Fabrication work on Gravitricity’s £1m 250kW energy storage demonstrator has completed with the device now ready for assembly.
Fife-based steel fabricator AJS Production has completed work on the demonstrator and the components will shortly be assembled on site in Leith port, Edinburgh, ahead of trials in early 2021.
AJS was contracted to deliver the base frame and the weight baskets for the gravity-based system.
The 250kW demonstrator’s lattice tower has been fabricated by ESL engineers in Hull.
The system’s custom-built winches and control modules have been made by international winch specialist Huisman at its factory in the Czech Republic and are currently being shipped to Leith.
The full 15-metre high rig will now be assembled at their grid-connected site at the port of Leith for testing to begin in February 2021.

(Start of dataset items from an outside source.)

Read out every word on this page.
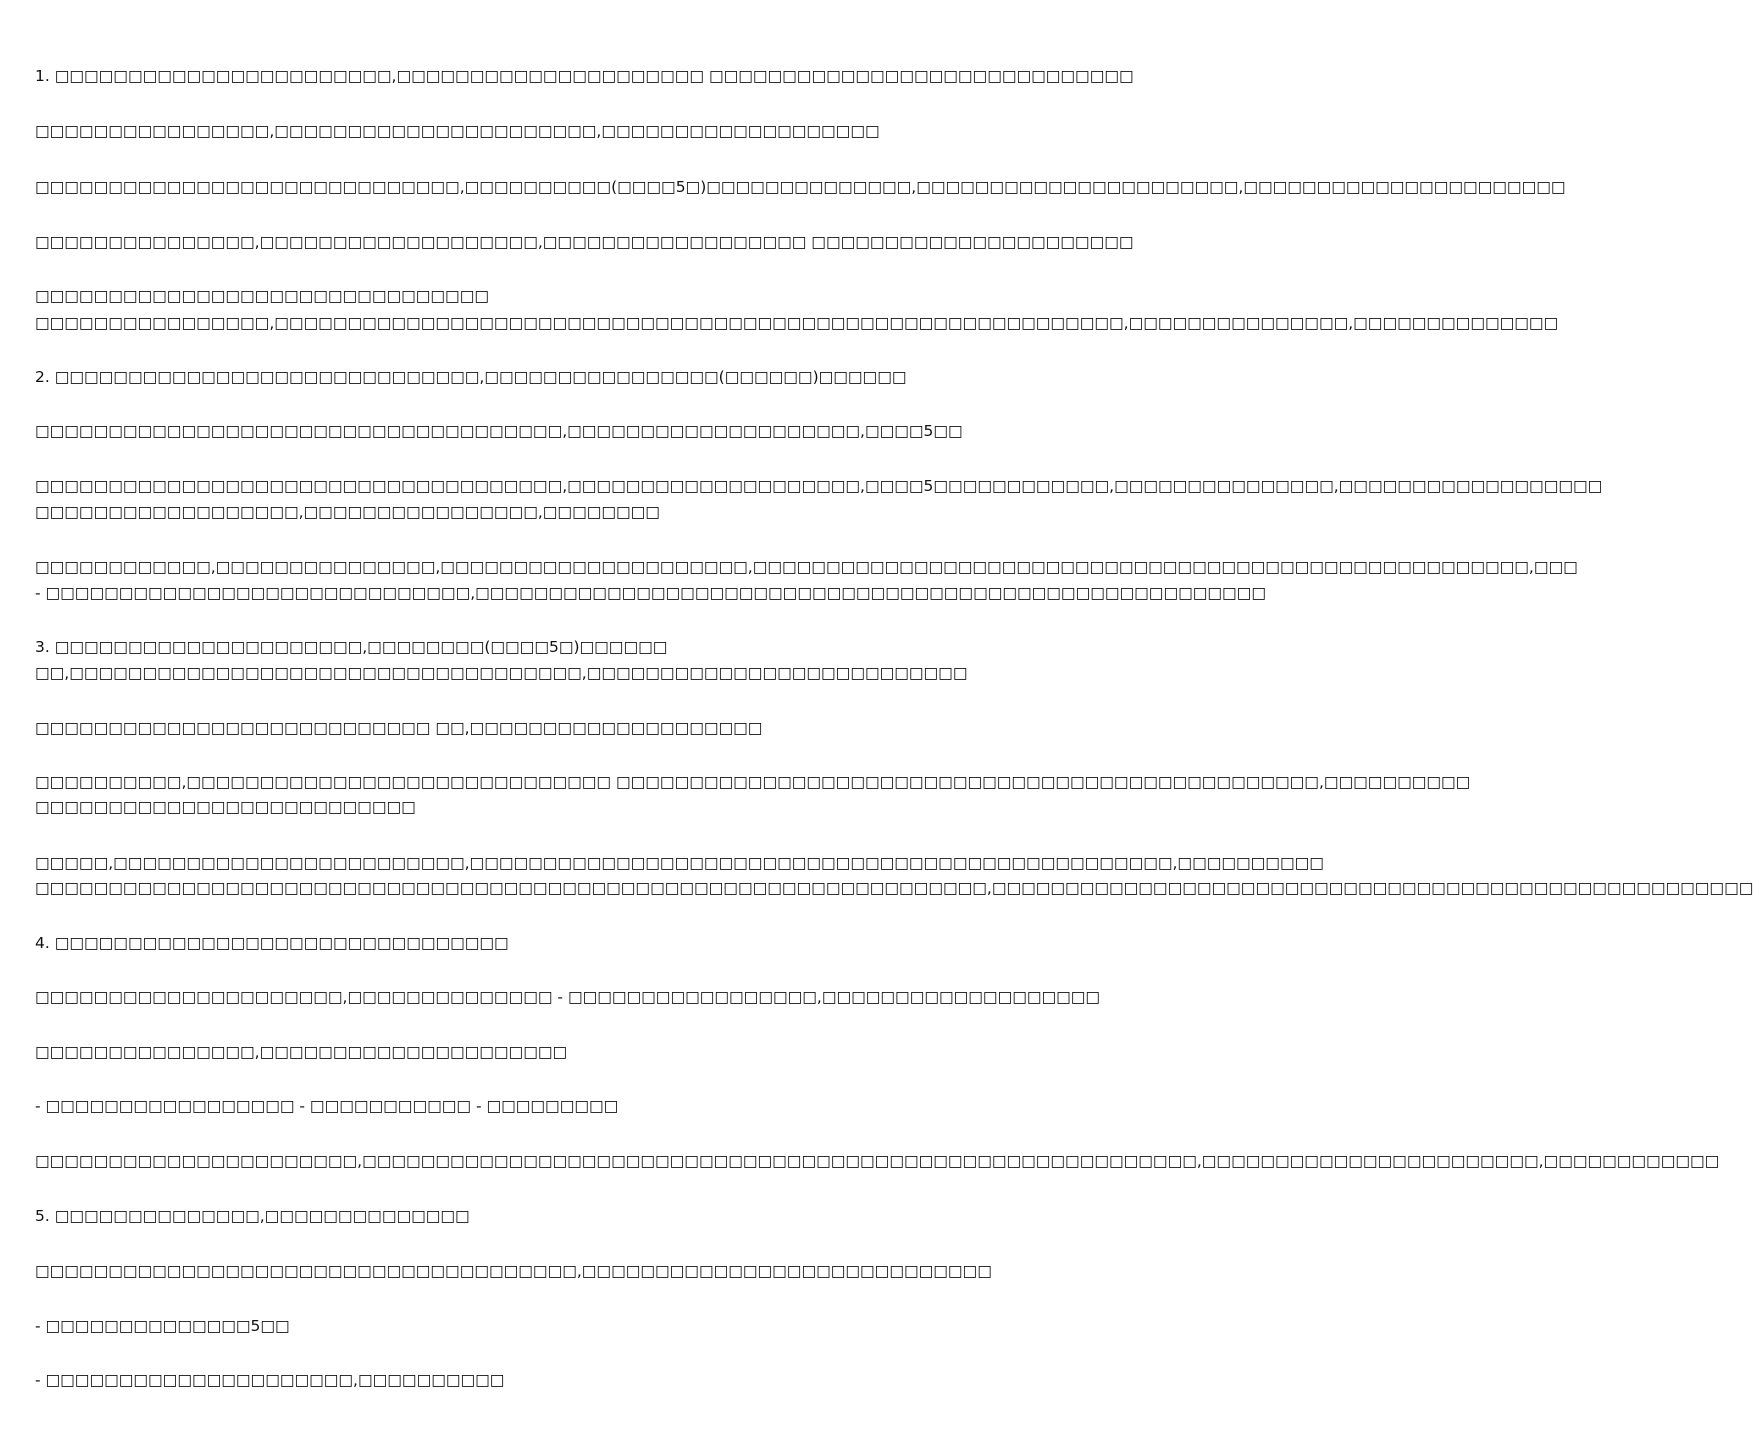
1. □□□□□□□□□□□□□□□□□□□□□□□,□□□□□□□□□□□□□□□□□□□□□ □□□□□□□□□□□□□□□□□□□□□□□□□□□□□
□□□□□□□□□□□□□□□□,□□□□□□□□□□□□□□□□□□□□□□,□□□□□□□□□□□□□□□□□□□
□□□□□□□□□□□□□□□□□□□□□□□□□□□□□,□□□□□□□□□□(□□□□5□)□□□□□□□□□□□□□□,□□□□□□□□□□□□□□□□□□□□□□,□□□□□□□□□□□□□□□□□□□□□□
□□□□□□□□□□□□□□□,□□□□□□□□□□□□□□□□□□□,□□□□□□□□□□□□□□□□□□ □□□□□□□□□□□□□□□□□□□□□□
□□□□□□□□□□□□□□□□□□□□□□□□□□□□□□□
□□□□□□□□□□□□□□□□,□□□□□□□□□□□□□□□□□□□□□□□□□□□□□□□□□□□□□□□□□□□□□□□□□□□□□□□□□□,□□□□□□□□□□□□□□□,□□□□□□□□□□□□□□
2. □□□□□□□□□□□□□□□□□□□□□□□□□□□□□,□□□□□□□□□□□□□□□□(□□□□□□)□□□□□□
□□□□□□□□□□□□□□□□□□□□□□□□□□□□□□□□□□□□,□□□□□□□□□□□□□□□□□□□□,□□□□5□□
□□□□□□□□□□□□□□□□□□□□□□□□□□□□□□□□□□□□,□□□□□□□□□□□□□□□□□□□□,□□□□5□□□□□□□□□□□□,□□□□□□□□□□□□□□□,□□□□□□□□□□□□□□□□□□
□□□□□□□□□□□□□□□□□□,□□□□□□□□□□□□□□□□,□□□□□□□□
□□□□□□□□□□□□,□□□□□□□□□□□□□□□,□□□□□□□□□□□□□□□□□□□□□,□□□□□□□□□□□□□□□□□□□□□□□□□□□□□□□□□□□□□□□□□□□□□□□□□□□□□,□□□
- □□□□□□□□□□□□□□□□□□□□□□□□□□□□□,□□□□□□□□□□□□□□□□□□□□□□□□□□□□□□□□□□□□□□□□□□□□□□□□□□□□□□
3. □□□□□□□□□□□□□□□□□□□□□,□□□□□□□□(□□□□5□)□□□□□□
□□,□□□□□□□□□□□□□□□□□□□□□□□□□□□□□□□□□□□,□□□□□□□□□□□□□□□□□□□□□□□□□□
□□□□□□□□□□□□□□□□□□□□□□□□□□□ □□,□□□□□□□□□□□□□□□□□□□□
□□□□□□□□□□,□□□□□□□□□□□□□□□□□□□□□□□□□□□□□ □□□□□□□□□□□□□□□□□□□□□□□□□□□□□□□□□□□□□□□□□□□□□□□□,□□□□□□□□□□
□□□□□□□□□□□□□□□□□□□□□□□□□□
□□□□□,□□□□□□□□□□□□□□□□□□□□□□□□,□□□□□□□□□□□□□□□□□□□□□□□□□□□□□□□□□□□□□□□□□□□□□□□□,□□□□□□□□□□
□□□□□□□□□□□□□□□□□□□□□□□□□□□□□□□□□□□□□□□□□□□□□□□□□□□□□□□□□□□□□□□□□,□□□□□□□□□□□□□□□□□□□□□□□□□□□□□□□□□□□□□□□□□□□□□□□□□□□□
4. □□□□□□□□□□□□□□□□□□□□□□□□□□□□□□□
□□□□□□□□□□□□□□□□□□□□□,□□□□□□□□□□□□□□ - □□□□□□□□□□□□□□□□□,□□□□□□□□□□□□□□□□□□□
□□□□□□□□□□□□□□□,□□□□□□□□□□□□□□□□□□□□□
- □□□□□□□□□□□□□□□□□ - □□□□□□□□□□□ - □□□□□□□□□
□□□□□□□□□□□□□□□□□□□□□□,□□□□□□□□□□□□□□□□□□□□□□□□□□□□□□□□□□□□□□□□□□□□□□□□□□□□□□□□□,□□□□□□□□□□□□□□□□□□□□□□□,□□□□□□□□□□□□
5. □□□□□□□□□□□□□□,□□□□□□□□□□□□□□
□□□□□□□□□□□□□□□□□□□□□□□□□□□□□□□□□□□□□,□□□□□□□□□□□□□□□□□□□□□□□□□□□□
- □□□□□□□□□□□□□□5□□
- □□□□□□□□□□□□□□□□□□□□□,□□□□□□□□□□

Gravritricity senior mechanical engineer Steven Kirk (pictured) said: “AJS is fabricating two vital components for our demonstrator – the grillage (or base frame) will sit on the concrete plinth and will support the lattice tower, and the two weight baskets will be filled on site with high density aggregate, to create two 25-tonne weights.

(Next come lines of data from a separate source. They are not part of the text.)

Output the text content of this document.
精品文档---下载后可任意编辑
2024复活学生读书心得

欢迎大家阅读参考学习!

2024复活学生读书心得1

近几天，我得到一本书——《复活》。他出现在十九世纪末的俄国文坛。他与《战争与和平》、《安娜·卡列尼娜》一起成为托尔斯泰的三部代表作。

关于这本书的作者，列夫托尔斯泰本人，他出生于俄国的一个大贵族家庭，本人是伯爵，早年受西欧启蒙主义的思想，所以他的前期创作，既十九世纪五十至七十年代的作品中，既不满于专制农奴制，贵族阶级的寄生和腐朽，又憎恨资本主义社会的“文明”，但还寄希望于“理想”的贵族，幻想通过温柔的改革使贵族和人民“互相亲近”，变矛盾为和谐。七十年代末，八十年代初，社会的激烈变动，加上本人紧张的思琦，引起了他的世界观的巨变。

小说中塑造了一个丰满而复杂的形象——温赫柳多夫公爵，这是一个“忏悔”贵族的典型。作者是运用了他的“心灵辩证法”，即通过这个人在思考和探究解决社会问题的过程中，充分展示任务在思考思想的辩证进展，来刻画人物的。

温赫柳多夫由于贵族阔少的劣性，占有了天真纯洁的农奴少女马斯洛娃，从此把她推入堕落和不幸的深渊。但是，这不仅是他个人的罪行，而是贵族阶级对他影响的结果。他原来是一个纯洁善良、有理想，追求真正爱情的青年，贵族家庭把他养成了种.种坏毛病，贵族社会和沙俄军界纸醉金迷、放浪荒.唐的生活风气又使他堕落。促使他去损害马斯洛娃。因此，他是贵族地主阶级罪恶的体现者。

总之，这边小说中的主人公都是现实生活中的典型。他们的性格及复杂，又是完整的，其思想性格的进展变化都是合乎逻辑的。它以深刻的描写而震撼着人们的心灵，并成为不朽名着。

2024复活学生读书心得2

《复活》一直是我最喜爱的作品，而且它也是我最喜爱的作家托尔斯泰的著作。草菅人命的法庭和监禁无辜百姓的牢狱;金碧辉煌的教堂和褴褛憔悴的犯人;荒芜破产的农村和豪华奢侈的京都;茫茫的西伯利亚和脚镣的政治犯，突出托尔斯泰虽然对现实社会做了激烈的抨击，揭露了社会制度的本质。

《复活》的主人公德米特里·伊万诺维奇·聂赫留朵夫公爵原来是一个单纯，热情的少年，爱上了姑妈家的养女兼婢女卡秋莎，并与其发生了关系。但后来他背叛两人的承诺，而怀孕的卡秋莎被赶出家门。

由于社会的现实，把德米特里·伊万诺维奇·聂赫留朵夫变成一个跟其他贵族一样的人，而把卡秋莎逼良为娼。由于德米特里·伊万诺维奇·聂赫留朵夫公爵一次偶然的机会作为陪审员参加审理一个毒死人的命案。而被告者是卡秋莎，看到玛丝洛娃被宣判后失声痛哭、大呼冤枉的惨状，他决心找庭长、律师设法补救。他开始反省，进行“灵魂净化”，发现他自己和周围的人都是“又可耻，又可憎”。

“These weights will be suspended by steel cables within the tower, and in one test we’ll drop the weights together to generate full power and verify our speed of response.
“We calculate we can go from zero to full power in less than a second – which can be extremely valuable in the frequency response and back-up power markets
“We’ll then run tests with the two single weights, dropping one after the other to verify smooth energy output over a longer period, alongside a programme of other tests to demonstrate and refine the full capabilities of the system.”
The two-month test programme will give the developer valuable data for its first full-scale 4MW project which will commence later in 2021, Kirk added.